I'm very impressed and surprised by the coverage. And its a great story about innovations in scientific research. I didn't even realize that when I was a kid watching wildlife videos and learning about the Arctic tern that we couldn't actually observe them migrate. We could only see where they started and ended. But now with smarter tracking technology, we can observe their entire trajectory.

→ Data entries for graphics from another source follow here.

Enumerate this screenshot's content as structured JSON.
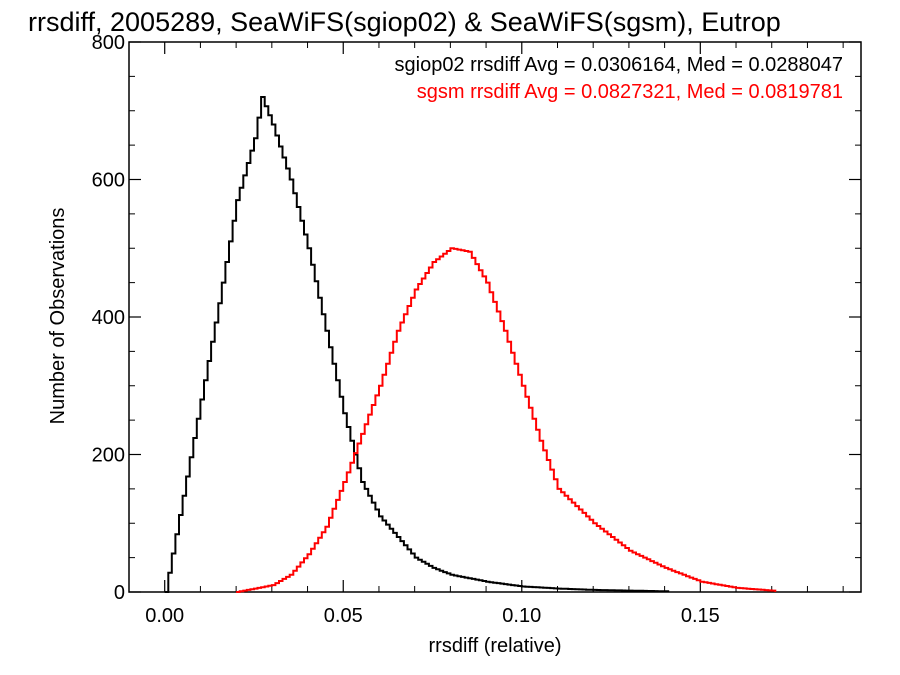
{
  "chart_data": {
    "type": "line",
    "title": "rrsdiff, 2005289, SeaWiFS(sgiop02) & SeaWiFS(sgsm), Eutrop",
    "xlabel": "rrsdiff (relative)",
    "ylabel": "Number of Observations",
    "xlim": [
      -0.01,
      0.195
    ],
    "ylim": [
      0,
      800
    ],
    "x_ticks": [
      0.0,
      0.05,
      0.1,
      0.15
    ],
    "x_tick_labels": [
      "0.00",
      "0.05",
      "0.10",
      "0.15"
    ],
    "y_ticks": [
      0,
      200,
      400,
      600,
      800
    ],
    "y_tick_labels": [
      "0",
      "200",
      "400",
      "600",
      "800"
    ],
    "grid": false,
    "legend_position": "top-right",
    "annotations": [
      {
        "text": "sgiop02 rrsdiff Avg = 0.0306164, Med = 0.0288047",
        "color": "#000000"
      },
      {
        "text": "sgsm rrsdiff Avg = 0.0827321, Med = 0.0819781",
        "color": "#ff0000"
      }
    ],
    "series": [
      {
        "name": "sgiop02",
        "color": "#000000",
        "x": [
          0.0,
          0.005,
          0.01,
          0.015,
          0.02,
          0.025,
          0.027,
          0.03,
          0.035,
          0.04,
          0.045,
          0.05,
          0.055,
          0.06,
          0.065,
          0.07,
          0.075,
          0.08,
          0.09,
          0.1,
          0.11,
          0.12,
          0.13,
          0.14
        ],
        "y": [
          0,
          140,
          280,
          420,
          570,
          660,
          720,
          680,
          600,
          500,
          380,
          260,
          160,
          110,
          80,
          50,
          35,
          25,
          15,
          8,
          5,
          3,
          2,
          1
        ]
      },
      {
        "name": "sgsm",
        "color": "#ff0000",
        "x": [
          0.02,
          0.03,
          0.035,
          0.04,
          0.045,
          0.05,
          0.055,
          0.06,
          0.065,
          0.07,
          0.075,
          0.08,
          0.085,
          0.09,
          0.095,
          0.1,
          0.105,
          0.11,
          0.12,
          0.13,
          0.14,
          0.15,
          0.16,
          0.17
        ],
        "y": [
          0,
          10,
          25,
          55,
          95,
          160,
          230,
          300,
          380,
          440,
          480,
          500,
          495,
          450,
          380,
          300,
          220,
          150,
          100,
          60,
          35,
          15,
          6,
          2
        ]
      }
    ]
  }
}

The whole story reminds me of other innovations in observational technology that slingshotted an entire field. For example, the invention of GFP, which can make portions of tissue glow, lead to enormous advances biology and related fields. (Martin Chalfie, one of the inventors who won the Nobel for it, is here at Columbia. I know because I saw him explain the idea to a gymnasium full of kids here with a [humorously] malfunctioning flash-light). I think that a lot of times, when we learn science in [grad]school, there is so much focus on theory, mechanisms and methods that we sometimes forget that the starting point of all science is observation.

PS. If you're like me and did a double take at the article's nonchalant statement about the groundbreaking technology
Geolocators ... just record changing light levels. If scientists can recapture birds carrying geolocators, they can retrieve the data from the devices and use sophisticated computer programs to figure out the location of the birds based on the rising and setting of the sun.
You should check out the website of the geolocator manufacturer Lotek, where they post scientific papers on the method. Here's an abstract from "An advance in geolocation by light" by P. A. Ekstrom (2004):
A new analysis of twilight predicts that for observations made in narrow-band blue light, the shape of the light curve (irradiance vs. sun elevation angle) between +3 and -5.DEG. (87 to 95.DEG. zenith angle) has a particular rigid shape not significantly affected by cloudiness, horizon details, atmospheric refraction or atmospheric dust loading. This shape is distinctive, can be located reliably in measured data, and provides a firm theoretical basis for animal geolocation by template-fitting to irradiance data. The resulting approach matches a theoretical model of the irradiance vs. time-of-day to the relevant portion of a given day's data, adjusting parameters for latitude, longitude, and cloudiness. In favorable cases, there is only one parameter choice that will fit well, and that choice becomes the position estimate. The entire process can proceed automatically in a tag. Theoretical estimates predict good accuracy over most of the year and most of the earth, with difficulties just on the winter side of equinox and near the equator. Polar regions are favorable whenever the sun crosses -5.DEG. to +3.DEG. elevation, and the method can yield useful results whenever the sun makes a significant excursion into that elevation range. Early results based on data taken on land at 48.DEG.N latitude confirm the predictions vs. season, and show promising performance when compared with earlier threshold-based methods.

12.01.2009

Sound pollution and sea mammals

This is a really interesting (and easy to read) article in Physics Today (I don't know why it's there) on the impact of sound pollution on sea mammals. It discusses, for example, the correlation of mass beachings and Naval sonar exercises.

Also, one sentence the author tosses out but caught me was:

"Biologists have used estimates of the population size and metabolic rate of sperm whales to calculate that those whales alone probably take about as much biomass out of the ocean as do all human fisheries."